LONDON, Nov 14 (Reuters) - Two Republican senators said on Wednesday they would block the confirmation of the head of a new U.S. regulatory office because they are unhappy about the way Treasury Secretary Timothy Geithner has handled the Libor rate-rigging scandal.
Republican Senators Charles Grassley and Mark Kirk said they would hold up a vote to confirm Richard Berner, a former Morgan Stanley economist who was appointed by President Barack Obama late last year to head the Office of Financial Research.
The Office of Financial Research (OFR), a new regulatory body created by the 2010 Dodd-Frank Wall Street reform law, is housed within the Treasury Department.
It has broad powers to collect and analyze data from financial companies to help prevent the next financial crisis.
Republicans generally have been critical of the OFR, saying its powers to seek firms’ proprietary information are too far-reaching and that it could become a target for hackers.
In this case, however, Grassley and Kirk said they were holding up Berner’s nomination not because of concerns about the OFR, but because they are unhappy that Geithner has not responded to their inquiry about banks’ alleged manipulation of the Libor global rate benchmark.
“During your tenure as Treasury secretary, nothing has been done to diminish use of this flawed index in U.S. financial markets,” the two said in a letter.
A Treasury spokeswoman declined comment.
Earlier this year, Kirk and Grassley wrote a letter to Geithner that criticized him for failing to wean U.S. firms off Libor after evidence emerged that it was being rigged by the big banks during his tenure as the head of the New York Federal Reserve.
Geithner did raise alarm bells in Britain, where the rate is set, but the senators were concerned he did not inform the public.
Geithner has testified before Congress that the New York Fed did not encourage banks to misrepresent their borrowing costs when setting Libor. He emphasized that he made recommendations to fix Libor to authorities in Britain.
Grassley and Kirk also criticized Geithner for not lobbying for a U.S. benchmark. His failure to do so had contributed to “litigation that threatens to clog our courts with multibillion-dollar class action lawsuits,” they said.
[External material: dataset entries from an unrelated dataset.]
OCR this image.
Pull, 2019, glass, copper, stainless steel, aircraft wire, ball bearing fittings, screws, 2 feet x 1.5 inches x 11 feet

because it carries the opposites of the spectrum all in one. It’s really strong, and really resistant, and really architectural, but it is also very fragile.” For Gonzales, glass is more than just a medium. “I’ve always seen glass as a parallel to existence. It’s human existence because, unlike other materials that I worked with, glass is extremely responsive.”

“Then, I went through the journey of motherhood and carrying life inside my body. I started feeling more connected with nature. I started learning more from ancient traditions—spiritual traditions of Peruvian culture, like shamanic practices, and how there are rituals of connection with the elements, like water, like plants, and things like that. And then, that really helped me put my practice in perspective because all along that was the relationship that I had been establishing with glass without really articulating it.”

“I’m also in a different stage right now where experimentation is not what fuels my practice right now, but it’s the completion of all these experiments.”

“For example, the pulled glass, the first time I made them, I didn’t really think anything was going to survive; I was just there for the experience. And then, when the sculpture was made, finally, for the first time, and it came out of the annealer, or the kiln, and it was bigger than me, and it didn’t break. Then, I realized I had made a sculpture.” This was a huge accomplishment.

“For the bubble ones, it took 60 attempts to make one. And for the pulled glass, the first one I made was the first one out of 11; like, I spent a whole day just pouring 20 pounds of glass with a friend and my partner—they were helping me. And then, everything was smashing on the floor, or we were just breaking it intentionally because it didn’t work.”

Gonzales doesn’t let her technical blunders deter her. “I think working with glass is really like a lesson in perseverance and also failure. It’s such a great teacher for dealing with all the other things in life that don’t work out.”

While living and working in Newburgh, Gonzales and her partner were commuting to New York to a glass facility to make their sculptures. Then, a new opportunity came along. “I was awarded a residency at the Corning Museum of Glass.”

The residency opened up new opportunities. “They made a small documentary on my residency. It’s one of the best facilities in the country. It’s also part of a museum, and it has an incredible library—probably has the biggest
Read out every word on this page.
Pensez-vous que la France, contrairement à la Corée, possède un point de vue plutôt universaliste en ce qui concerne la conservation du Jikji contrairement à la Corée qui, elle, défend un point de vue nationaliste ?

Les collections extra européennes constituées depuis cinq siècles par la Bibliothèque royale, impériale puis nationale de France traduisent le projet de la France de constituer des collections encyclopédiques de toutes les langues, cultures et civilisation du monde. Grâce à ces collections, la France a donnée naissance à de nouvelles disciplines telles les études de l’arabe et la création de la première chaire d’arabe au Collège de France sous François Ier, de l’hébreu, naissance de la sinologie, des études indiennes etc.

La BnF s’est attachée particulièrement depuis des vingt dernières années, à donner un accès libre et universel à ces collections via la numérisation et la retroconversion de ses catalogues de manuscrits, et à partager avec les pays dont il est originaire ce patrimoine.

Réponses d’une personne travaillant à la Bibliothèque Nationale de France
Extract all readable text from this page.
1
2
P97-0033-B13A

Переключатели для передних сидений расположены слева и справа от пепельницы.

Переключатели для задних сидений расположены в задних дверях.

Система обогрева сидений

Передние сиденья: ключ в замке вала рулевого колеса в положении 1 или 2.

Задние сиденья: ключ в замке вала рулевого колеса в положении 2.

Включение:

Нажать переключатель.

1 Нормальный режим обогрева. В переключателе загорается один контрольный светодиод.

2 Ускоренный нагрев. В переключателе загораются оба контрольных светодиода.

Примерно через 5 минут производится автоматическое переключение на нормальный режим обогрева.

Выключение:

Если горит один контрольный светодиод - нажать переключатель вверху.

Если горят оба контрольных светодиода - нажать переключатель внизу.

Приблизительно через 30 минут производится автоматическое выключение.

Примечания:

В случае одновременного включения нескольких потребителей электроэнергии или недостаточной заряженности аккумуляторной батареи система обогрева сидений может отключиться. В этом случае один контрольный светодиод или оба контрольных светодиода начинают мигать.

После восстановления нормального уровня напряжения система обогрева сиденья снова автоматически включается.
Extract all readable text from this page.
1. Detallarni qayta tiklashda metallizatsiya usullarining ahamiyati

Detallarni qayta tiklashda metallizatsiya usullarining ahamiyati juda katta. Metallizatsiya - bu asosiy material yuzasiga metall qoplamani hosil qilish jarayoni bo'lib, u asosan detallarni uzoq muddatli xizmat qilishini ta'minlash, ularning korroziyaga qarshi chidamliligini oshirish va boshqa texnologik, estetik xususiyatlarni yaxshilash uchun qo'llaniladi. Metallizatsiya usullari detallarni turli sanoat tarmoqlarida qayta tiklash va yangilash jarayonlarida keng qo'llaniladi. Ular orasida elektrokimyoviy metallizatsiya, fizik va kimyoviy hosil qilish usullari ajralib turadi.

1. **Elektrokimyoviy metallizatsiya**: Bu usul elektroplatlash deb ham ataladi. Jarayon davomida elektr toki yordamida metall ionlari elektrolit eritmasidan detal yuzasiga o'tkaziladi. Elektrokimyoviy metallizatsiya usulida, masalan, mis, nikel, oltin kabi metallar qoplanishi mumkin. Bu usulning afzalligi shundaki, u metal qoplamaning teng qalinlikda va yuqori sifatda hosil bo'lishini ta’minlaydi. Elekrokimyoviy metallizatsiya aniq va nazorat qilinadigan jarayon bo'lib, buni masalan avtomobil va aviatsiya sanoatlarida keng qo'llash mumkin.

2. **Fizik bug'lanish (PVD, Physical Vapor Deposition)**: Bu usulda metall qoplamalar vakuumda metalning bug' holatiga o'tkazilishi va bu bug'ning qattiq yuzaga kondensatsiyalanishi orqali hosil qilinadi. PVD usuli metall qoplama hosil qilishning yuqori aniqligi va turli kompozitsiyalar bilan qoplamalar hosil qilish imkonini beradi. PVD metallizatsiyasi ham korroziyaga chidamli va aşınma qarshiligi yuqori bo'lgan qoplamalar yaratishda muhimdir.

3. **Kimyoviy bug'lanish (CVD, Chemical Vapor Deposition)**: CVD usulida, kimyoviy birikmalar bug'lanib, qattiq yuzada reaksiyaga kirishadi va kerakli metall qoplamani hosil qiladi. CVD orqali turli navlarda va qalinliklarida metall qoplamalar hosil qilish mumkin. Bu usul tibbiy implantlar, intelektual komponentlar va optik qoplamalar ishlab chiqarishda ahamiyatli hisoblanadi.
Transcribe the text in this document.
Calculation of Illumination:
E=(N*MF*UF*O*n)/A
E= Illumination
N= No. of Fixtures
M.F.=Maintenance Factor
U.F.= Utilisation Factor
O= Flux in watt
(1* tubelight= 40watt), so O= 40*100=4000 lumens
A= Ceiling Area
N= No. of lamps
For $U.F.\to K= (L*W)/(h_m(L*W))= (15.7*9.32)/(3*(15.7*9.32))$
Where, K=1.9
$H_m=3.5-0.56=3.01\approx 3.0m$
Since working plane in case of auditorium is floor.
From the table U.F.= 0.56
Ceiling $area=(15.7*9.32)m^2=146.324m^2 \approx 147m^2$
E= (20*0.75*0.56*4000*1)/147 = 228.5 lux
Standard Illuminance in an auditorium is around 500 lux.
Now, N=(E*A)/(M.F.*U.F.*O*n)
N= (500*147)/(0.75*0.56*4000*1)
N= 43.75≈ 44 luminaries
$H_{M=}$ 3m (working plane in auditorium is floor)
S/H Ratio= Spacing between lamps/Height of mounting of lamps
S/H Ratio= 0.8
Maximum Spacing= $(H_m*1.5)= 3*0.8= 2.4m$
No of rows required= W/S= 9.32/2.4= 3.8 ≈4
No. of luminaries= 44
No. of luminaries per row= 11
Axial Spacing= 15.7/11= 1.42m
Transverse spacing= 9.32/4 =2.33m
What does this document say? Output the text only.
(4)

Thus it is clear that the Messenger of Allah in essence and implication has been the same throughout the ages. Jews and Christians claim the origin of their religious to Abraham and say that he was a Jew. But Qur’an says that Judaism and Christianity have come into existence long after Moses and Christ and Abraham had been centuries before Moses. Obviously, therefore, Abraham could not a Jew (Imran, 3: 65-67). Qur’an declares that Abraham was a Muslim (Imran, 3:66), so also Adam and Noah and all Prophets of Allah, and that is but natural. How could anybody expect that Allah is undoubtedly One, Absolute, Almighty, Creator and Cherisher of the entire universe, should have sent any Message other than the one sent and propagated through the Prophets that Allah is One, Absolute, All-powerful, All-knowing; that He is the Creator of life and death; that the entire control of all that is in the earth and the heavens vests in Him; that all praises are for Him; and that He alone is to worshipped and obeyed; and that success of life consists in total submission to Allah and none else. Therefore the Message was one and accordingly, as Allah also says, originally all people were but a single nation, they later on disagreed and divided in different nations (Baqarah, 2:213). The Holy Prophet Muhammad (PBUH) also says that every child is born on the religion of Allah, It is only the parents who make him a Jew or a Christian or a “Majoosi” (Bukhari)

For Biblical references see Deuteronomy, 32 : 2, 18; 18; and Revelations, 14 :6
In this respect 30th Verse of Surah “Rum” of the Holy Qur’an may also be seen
British bank Barclays was fined $450 million by U.S and UK regulators in June for manipulating Libor, and it is the only bank so far to have settled.
More than a dozen banks are under investigation by regulators for suspected rigging of the interbank rates, used to price trillions of dollars worth of financial products, including home loans and credit cards.
“Taxpayers need to know there’s a cop on the beat at the Treasury Department, making sure the interest rates they pay on everything from home loans to retirement investments aren’t rigged,” Grassley said in a statement Wednesday.
“If the attitude of the Treasury secretary is that it isn’t his responsibility to take action or to tell the public, that’s going to harm confidence in our financial system and create a lack of certainty.”
He added that Treasury has refused to respond to their letter, which was sent more than six weeks ago.
Grassley and Kirk’s objection to Berner’s confirmation is significant because all 100 U.S. senators need to unanimously agree that a vote can take place before any nominee can be voted in.
The ongoing Libor probe has raised concerns globally about the need for reforms.
Among those calling for changes is Gary Gensler, who heads the Commodity Futures Trading Commission, the top U.S. derivatives watchdog.
Gensler wants the benchmark to be based on actual trades on the interbank lending market, rather than on an estimate of the rate at which a panel of London-based banks think they can borrow funds, as is currently the case.